これは、以前ある作家の方から伺った話なのですが、一流の料理人や一流のスポーツプレイヤーというのは、意外と話が合うそうです。活躍するジャンルは違えど、取り組み方や下積みなど共通して精進してきた経験があるからだという事です。

 何かを極めるということは、物事を葉(部分)から見るのではなく、幹(根本から全体)から見るということだそうです。自分で葛藤しながら、自分に問いを立て、それを手を抜くことなく続けて実践しているのが一流の方ではないでしょうか。そういう意味では一芸入社といえる自己推薦制度もありかもしれません。ご自身の培われてきた型を存分に活かしていただきたいですね。

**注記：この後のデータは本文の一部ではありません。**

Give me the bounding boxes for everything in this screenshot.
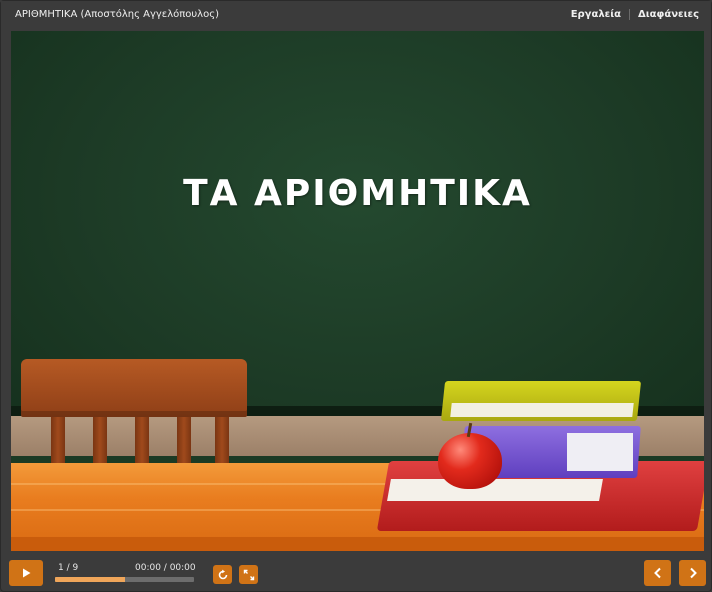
player-window: ΑΡΙΘΜΗΤΙΚΑ (Αποστόλης Αγγελόπουλος) Εργα… [0,0,712,592]
chair-rail [215,417,229,465]
progress-bar[interactable] [55,577,194,582]
fullscreen-button[interactable] [239,565,258,584]
progress-fill [55,577,125,582]
replay-button[interactable] [213,565,232,584]
slides-link[interactable]: Διαφάνειες [638,9,699,20]
chair-rail [51,417,65,465]
chevron-left-icon [653,567,661,579]
chevron-right-icon [689,567,697,579]
red-book-pages [387,479,603,501]
apple [438,433,502,489]
slide-title: ΤΑ ΑΡΙΘΜΗΤΙΚΑ [183,173,532,214]
time-display: 00:00 / 00:00 [135,563,196,573]
chair-rail [93,417,107,465]
play-icon [23,568,31,578]
top-menu: Εργαλεία Διαφάνειες [571,9,699,20]
player-controls: 1 / 9 00:00 / 00:00 [1,553,711,591]
chair-rail [177,417,191,465]
replay-icon [218,569,227,579]
next-slide-button[interactable] [679,560,706,586]
slide-stage: ΤΑ ΑΡΙΘΜΗΤΙΚΑ [11,31,704,551]
fullscreen-icon [243,569,254,580]
menu-divider [629,9,631,20]
slide-counter: 1 / 9 [58,563,79,573]
previous-slide-button[interactable] [644,560,671,586]
green-book-pages [450,403,634,417]
chair-rail [135,417,149,465]
chair-back [21,359,247,417]
presentation-title: ΑΡΙΘΜΗΤΙΚΑ (Αποστόλης Αγγελόπουλος) [15,9,219,20]
tools-link[interactable]: Εργαλεία [571,9,621,20]
title-bar: ΑΡΙΘΜΗΤΙΚΑ (Αποστόλης Αγγελόπουλος) Εργα… [1,1,711,31]
purple-book-pages [567,433,633,471]
desk-edge [11,537,704,551]
play-button[interactable] [9,560,43,586]
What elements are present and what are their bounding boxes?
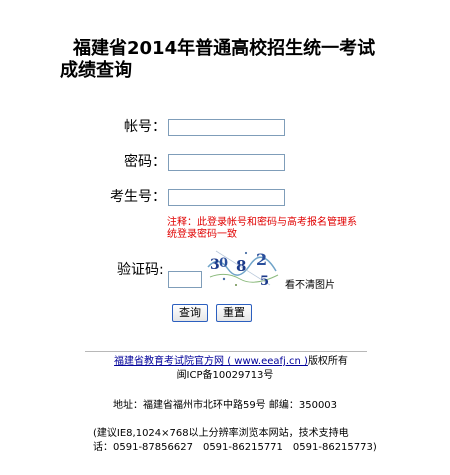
exam-number-input[interactable]: [168, 189, 285, 206]
footer-icp: 闽ICP备10029713号: [176, 370, 274, 381]
query-button[interactable]: 查询: [172, 304, 208, 322]
footer-address: 地址：福建省福州市北环中路59号 邮编：350003: [112, 400, 338, 411]
account-label: 帐号：: [124, 119, 166, 135]
footer-divider: [85, 351, 367, 352]
captcha-label: 验证码:: [117, 262, 164, 278]
footer-copyright: 福建省教育考试院官方网 ( www.eeafj.cn )版权所有: [0, 356, 450, 368]
footer-advice: (建议IE8,1024×768以上分辨率浏览本网站，技术支持电: [93, 428, 349, 439]
footer-phones: 话：0591-87856627 0591-86215771 0591-86215…: [93, 442, 377, 453]
account-input[interactable]: [168, 119, 285, 136]
password-input[interactable]: [168, 154, 285, 171]
captcha-char: 5: [260, 274, 269, 289]
reset-button[interactable]: 重置: [216, 304, 252, 322]
captcha-input[interactable]: [168, 271, 202, 288]
captcha-image[interactable]: 3 0 8 2 5: [206, 245, 280, 289]
exam-number-label: 考生号：: [110, 189, 166, 205]
login-notice: 注释：此登录帐号和密码与高考报名管理系统登录密码一致: [167, 217, 357, 240]
official-site-link[interactable]: 福建省教育考试院官方网 ( www.eeafj.cn ): [114, 356, 308, 367]
page-title: 福建省2014年普通高校招生统一考试成绩查询: [60, 38, 376, 81]
captcha-char: 2: [256, 250, 267, 269]
password-label: 密码：: [124, 154, 166, 170]
refresh-captcha-link[interactable]: 看不清图片: [285, 276, 335, 291]
captcha-char: 0: [219, 256, 228, 271]
copyright-text: 版权所有: [307, 356, 348, 367]
captcha-char: 8: [236, 257, 246, 275]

 警察官や他の公務員、民間企業でも同様です。考えてみると、面接の場で「やる気はありません」「就職したいですが、あんまり厳しいようならやめます」などと最初から言う方はまずいないでしょう。

前回書いたように、公務員の仕事として与えられるのは、やりたい仕事ばかりではありません。更に、定期的な部署異動も行われていきます。その異動ですら、個人の希望が100%通るわけではありません。

 また、公務員の仕事は「いざという場面で民間人を守る」という使命も背負っています。災害の時に我先に逃げ出すのではなく、きちんと向き合える覚悟のある方に行ってほしいと個人的に思っています。

 公務員を目指す理由は、不純であったとしても構いません。ただ、それには倍率の高い試験を突破した上で楽な仕事ばかりではないという「覚悟」を持っていただきたいと思います。それだけ試験勉強をして時間をかけて勝ち取っていく道です。

 公務員でも民間企業でも起業でも、そこにはご自身の人生をかけた戦いがあります。

 どんな仕事でも、その業務を行っている限りはプロです。

 どんなきっかけで仕事をするとしても関係ありません。しかし、仕事を続けていく覚悟や土台を自分で作っていくという事が今後は更に大切になっていくでしょう。

 更なる道を歩まれる皆さんに、更なるキャリアが続いていく事を心から願っています。